A linguagem, compreendida como o conjunto de formas de que nos utilizamos para nos fazer entender uns aos outros, se estabelece de acordo com ordens relativamente específicas. O sentimento de inadequação em relação à linguagem no trabalho de comunicação de nossas ideias é, por isso, bastante comum: ordens mais verdadeiramente originais em relação às mais habituais requerem outras formas de serem expressas; a elaboração destas formas faz a arte.

Em parte é possível pensar na arte como “cura” para males como a esquizofrenia, mas isso é pobre em relação ao que esse paralelo nos permite conceber. Nós não desejamos o silenciamento de um fenômeno qualquer que ocasione distanciamento em relação as normas, mas, pelo contrário, o desenvolvimento deste fenômeno para que a partir daí outras ordens possam ser identificadas – ordens mais livres, mais diversas e mais de acordo com potências de vida singulares.

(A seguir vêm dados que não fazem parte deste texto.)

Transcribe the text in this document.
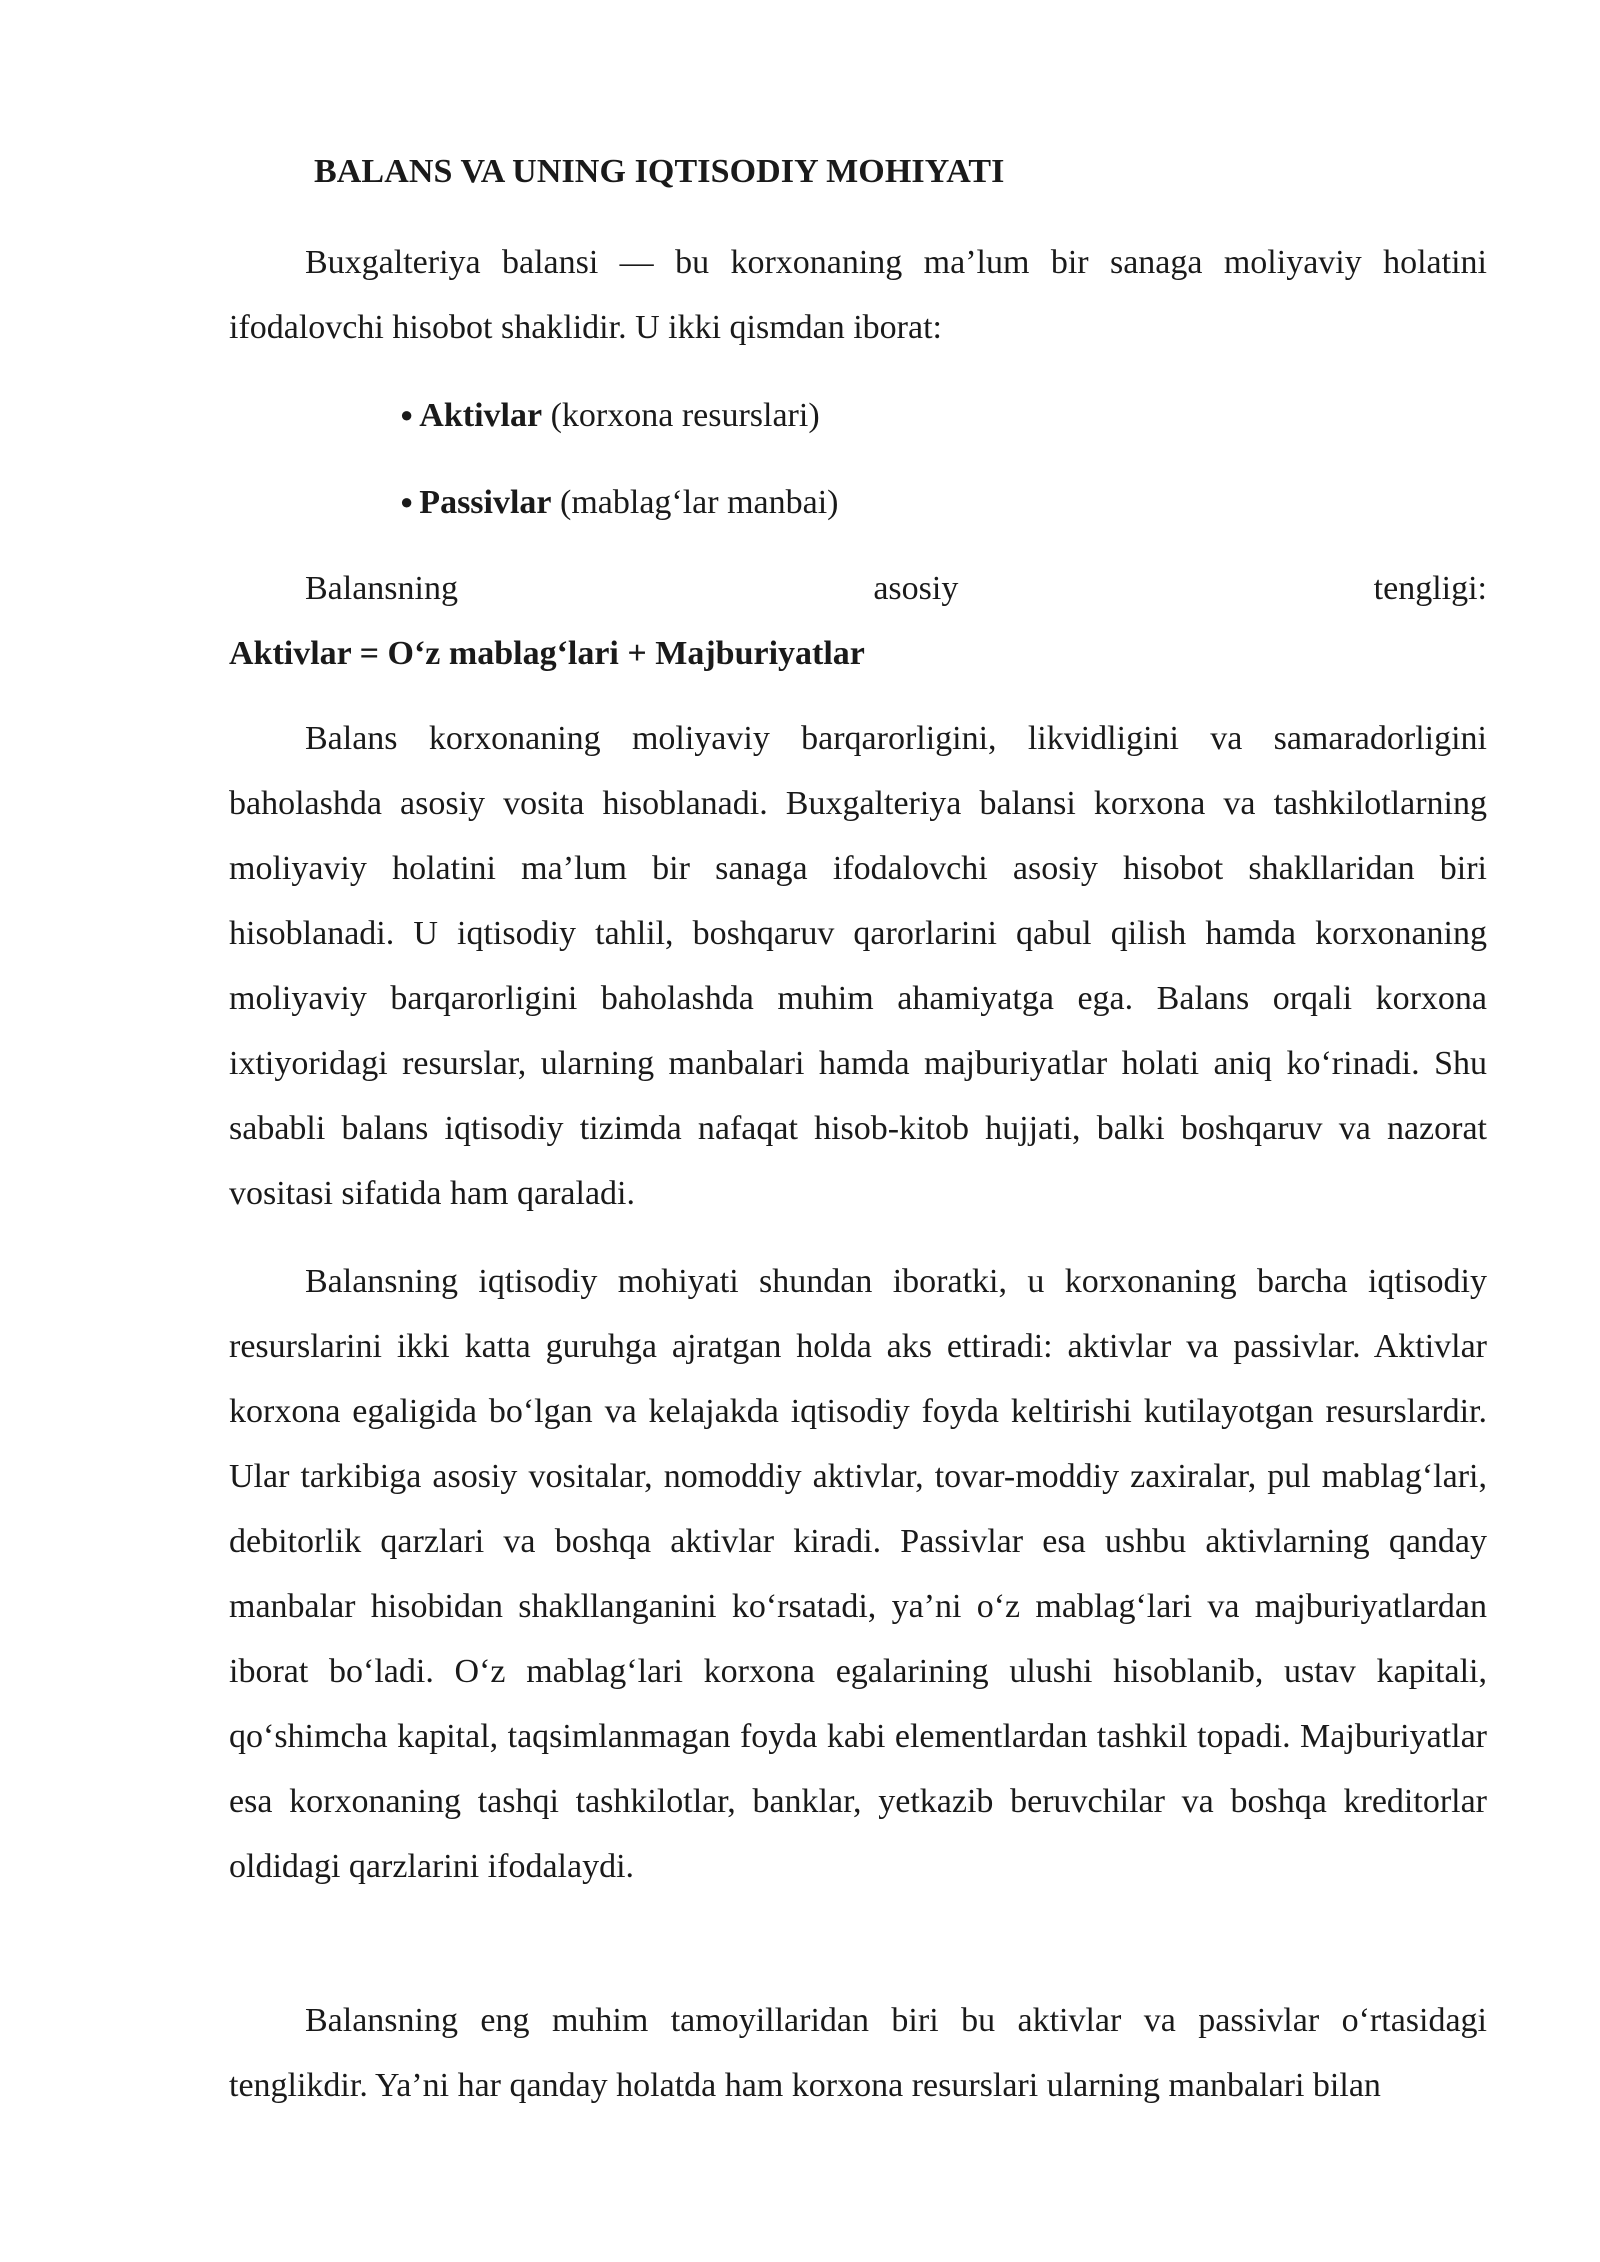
BALANS VA UNING IQTISODIY MOHIYATI
Buxgalteriya balansi — bu korxonaning ma’lum bir sanaga moliyaviy holatini ifodalovchi hisobot shaklidir. U ikki qismdan iborat:
● Aktivlar (korxona resurslari)
● Passivlar (mablag‘lar manbai)
Balansning	asosiy	tengligi:
Aktivlar = O‘z mablag‘lari + Majburiyatlar
Balans korxonaning moliyaviy barqarorligini, likvidligini va samaradorligini baholashda asosiy vosita hisoblanadi. Buxgalteriya balansi korxona va tashkilotlarning moliyaviy holatini ma’lum bir sanaga ifodalovchi asosiy hisobot shakllaridan biri hisoblanadi. U iqtisodiy tahlil, boshqaruv qarorlarini qabul qilish hamda korxonaning moliyaviy barqarorligini baholashda muhim ahamiyatga ega. Balans orqali korxona ixtiyoridagi resurslar, ularning manbalari hamda majburiyatlar holati aniq ko‘rinadi. Shu sababli balans iqtisodiy tizimda nafaqat hisob-kitob hujjati, balki boshqaruv va nazorat vositasi sifatida ham qaraladi.
Balansning iqtisodiy mohiyati shundan iboratki, u korxonaning barcha iqtisodiy resurslarini ikki katta guruhga ajratgan holda aks ettiradi: aktivlar va passivlar. Aktivlar korxona egaligida bo‘lgan va kelajakda iqtisodiy foyda keltirishi kutilayotgan resurslardir. Ular tarkibiga asosiy vositalar, nomoddiy aktivlar, tovar-moddiy zaxiralar, pul mablag‘lari, debitorlik qarzlari va boshqa aktivlar kiradi. Passivlar esa ushbu aktivlarning qanday manbalar hisobidan shakllanganini ko‘rsatadi, ya’ni o‘z mablag‘lari va majburiyatlardan iborat bo‘ladi. O‘z mablag‘lari korxona egalarining ulushi hisoblanib, ustav kapitali, qo‘shimcha kapital, taqsimlanmagan foyda kabi elementlardan tashkil topadi. Majburiyatlar esa korxonaning tashqi tashkilotlar, banklar, yetkazib beruvchilar va boshqa kreditorlar oldidagi qarzlarini ifodalaydi.
Balansning eng muhim tamoyillaridan biri bu aktivlar va passivlar o‘rtasidagi tenglikdir. Ya’ni har qanday holatda ham korxona resurslari ularning manbalari bilan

Historicamente, a arte é o lugar onde se concentra as realizações mais apreciáveis de indivíduos desajustados em relação às ordens ditas normais. Isso é tanto mais verdadeiro quando se percebe quão pouco admirável torna-se a normalidade com o desenvolvimento da burguesia e do sistema capitalista durante a modernidade, e quão confortável foi para ela a invenção de um campo autônomo para abrigar experiências admiráveis. Felizmente, a arte não permaneceu aí por muito tempo.